Acceleration is a key concept in physics that alludes to the rate at which an object's velocity changes over time. As a vector quantity, it possesses both magnitude and direction. Acceleration takes place when a body speeds up, slows down, or alters its direction. We experience acceleration in many everyday scenarios, such as a car accelerating from a stoplight, a roller coaster picking up speed on a descent, or a planet orbiting the sun. Grasping the concept of acceleration is essential not only for physics but also for applications in engineering, sports science, and medicine.

1.0Acceleration

Rate of change of velocity is called acceleration.
It is a vector quantity.
Its direction is the same as that of change in velocity (not in the direction of the velocity).
Dimension Formula: [M⁰L¹T^–2]
Unit : (S.I.) m/s² (C.G.S.) cm/s²
There are 3 ways to change a velocity (vector)
Only magnitude change
Only direction change
Both direction or magnitude change

2.0Examples Of Acceleration

Gravity: When an object falls, like an apple dropping from a tree, it accelerates downward toward the ground because of the force of gravity.
Driving a Car: When you press the gas pedal to accelerate from a stop, the car moves forward more quickly.

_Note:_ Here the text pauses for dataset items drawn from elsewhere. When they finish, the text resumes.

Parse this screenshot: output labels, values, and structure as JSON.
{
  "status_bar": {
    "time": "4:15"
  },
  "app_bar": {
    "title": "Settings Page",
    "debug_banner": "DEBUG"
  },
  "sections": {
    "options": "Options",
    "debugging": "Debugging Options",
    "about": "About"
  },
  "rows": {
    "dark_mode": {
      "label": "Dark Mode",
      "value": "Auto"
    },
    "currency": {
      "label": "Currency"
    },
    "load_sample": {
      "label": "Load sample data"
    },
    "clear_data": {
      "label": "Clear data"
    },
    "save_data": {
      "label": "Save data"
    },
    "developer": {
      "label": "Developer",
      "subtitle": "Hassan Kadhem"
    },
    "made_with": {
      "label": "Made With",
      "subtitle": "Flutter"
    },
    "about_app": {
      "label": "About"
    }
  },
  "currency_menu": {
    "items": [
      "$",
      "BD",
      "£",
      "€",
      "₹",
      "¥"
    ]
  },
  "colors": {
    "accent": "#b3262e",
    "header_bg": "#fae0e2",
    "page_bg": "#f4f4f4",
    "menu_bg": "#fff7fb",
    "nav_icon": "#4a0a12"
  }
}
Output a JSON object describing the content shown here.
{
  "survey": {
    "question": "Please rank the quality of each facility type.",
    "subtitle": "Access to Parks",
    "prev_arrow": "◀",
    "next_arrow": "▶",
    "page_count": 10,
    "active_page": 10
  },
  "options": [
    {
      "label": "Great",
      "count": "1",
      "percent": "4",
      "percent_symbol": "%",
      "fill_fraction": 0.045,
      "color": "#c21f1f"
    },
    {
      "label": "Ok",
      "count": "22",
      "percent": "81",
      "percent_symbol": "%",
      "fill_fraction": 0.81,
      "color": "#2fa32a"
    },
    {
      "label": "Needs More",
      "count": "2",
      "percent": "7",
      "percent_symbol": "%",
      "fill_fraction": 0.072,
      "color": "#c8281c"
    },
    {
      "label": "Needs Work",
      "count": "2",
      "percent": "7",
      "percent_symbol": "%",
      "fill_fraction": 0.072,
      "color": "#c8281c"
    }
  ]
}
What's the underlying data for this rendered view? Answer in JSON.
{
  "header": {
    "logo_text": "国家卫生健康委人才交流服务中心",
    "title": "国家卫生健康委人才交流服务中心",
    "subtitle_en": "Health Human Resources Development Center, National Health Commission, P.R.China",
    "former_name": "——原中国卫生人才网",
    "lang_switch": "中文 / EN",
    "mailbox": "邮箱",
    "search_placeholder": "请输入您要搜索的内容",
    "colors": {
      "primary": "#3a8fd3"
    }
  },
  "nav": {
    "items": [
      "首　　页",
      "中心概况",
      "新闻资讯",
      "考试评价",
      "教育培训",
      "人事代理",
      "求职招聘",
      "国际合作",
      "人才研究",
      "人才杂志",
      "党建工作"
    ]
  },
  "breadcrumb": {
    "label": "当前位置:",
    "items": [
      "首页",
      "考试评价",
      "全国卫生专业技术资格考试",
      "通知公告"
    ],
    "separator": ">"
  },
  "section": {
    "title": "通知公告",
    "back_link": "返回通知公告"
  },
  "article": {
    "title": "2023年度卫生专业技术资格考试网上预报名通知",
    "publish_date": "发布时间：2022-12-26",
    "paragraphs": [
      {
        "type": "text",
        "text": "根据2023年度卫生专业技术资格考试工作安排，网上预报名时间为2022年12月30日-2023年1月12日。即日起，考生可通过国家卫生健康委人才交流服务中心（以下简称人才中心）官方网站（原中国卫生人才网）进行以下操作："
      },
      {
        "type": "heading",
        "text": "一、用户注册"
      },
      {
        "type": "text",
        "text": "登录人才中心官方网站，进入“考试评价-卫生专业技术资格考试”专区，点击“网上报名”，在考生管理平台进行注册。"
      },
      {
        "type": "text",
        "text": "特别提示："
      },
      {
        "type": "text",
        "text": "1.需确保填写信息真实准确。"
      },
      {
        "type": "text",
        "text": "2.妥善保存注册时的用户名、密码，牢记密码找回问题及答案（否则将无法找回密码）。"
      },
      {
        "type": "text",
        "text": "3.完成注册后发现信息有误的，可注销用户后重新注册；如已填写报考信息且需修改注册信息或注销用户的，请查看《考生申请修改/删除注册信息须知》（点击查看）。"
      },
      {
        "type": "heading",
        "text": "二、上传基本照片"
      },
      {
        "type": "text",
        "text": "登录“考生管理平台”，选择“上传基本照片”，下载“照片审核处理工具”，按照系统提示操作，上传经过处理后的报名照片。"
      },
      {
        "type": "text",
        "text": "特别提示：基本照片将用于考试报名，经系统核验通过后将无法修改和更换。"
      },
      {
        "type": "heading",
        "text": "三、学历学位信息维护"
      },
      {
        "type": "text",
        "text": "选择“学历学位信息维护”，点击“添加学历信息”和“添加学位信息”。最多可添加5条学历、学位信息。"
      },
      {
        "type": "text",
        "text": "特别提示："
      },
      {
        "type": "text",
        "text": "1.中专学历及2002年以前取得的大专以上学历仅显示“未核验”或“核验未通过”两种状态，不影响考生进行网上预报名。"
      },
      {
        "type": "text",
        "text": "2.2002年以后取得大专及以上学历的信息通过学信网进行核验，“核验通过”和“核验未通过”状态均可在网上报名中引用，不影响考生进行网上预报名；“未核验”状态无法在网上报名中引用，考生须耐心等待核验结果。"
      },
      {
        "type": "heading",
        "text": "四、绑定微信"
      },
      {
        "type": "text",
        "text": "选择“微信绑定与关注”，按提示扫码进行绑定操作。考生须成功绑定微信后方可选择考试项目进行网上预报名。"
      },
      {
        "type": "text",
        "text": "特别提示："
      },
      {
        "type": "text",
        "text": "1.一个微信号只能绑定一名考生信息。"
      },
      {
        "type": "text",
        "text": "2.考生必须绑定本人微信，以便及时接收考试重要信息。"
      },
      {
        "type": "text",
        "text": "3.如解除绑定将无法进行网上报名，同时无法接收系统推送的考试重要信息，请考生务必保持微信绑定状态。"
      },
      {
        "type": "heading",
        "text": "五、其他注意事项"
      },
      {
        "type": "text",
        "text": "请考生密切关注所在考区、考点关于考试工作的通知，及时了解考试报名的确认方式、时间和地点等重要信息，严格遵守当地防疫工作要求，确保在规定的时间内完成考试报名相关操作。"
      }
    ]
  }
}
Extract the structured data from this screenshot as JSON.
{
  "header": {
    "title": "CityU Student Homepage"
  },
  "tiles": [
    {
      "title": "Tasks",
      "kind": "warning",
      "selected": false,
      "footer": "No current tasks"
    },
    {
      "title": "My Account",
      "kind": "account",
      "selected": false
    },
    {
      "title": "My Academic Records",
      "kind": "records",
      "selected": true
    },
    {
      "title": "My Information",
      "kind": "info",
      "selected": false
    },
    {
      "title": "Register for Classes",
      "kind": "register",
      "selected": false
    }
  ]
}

In contrast, applying the brakes causes the car to decelerate, effectively accelerating in the opposite direction.

3.0Types of Acceleration

Uniform Acceleration: A body is considered to have uniform acceleration if both the magnitude and direction of its acceleration remain constant throughout the motion of the particle.
Non-Uniform Acceleration: A body is described as having non-uniform acceleration if either the magnitude, the direction, or both change during its motion.
Average Acceleration: It is the ratio of the total change in velocity to the total time taken by the particle.

$a_{avg} = \frac{Change in Velocity}{Time Interval} = \frac{Δ v}{Δ t} = \frac{v _{f} - v _{i}}{Δ t}$

Direction of average acceleration is along the change in velocity.

Instantaneous Acceleration: Acceleration of an object at a specific moment in time.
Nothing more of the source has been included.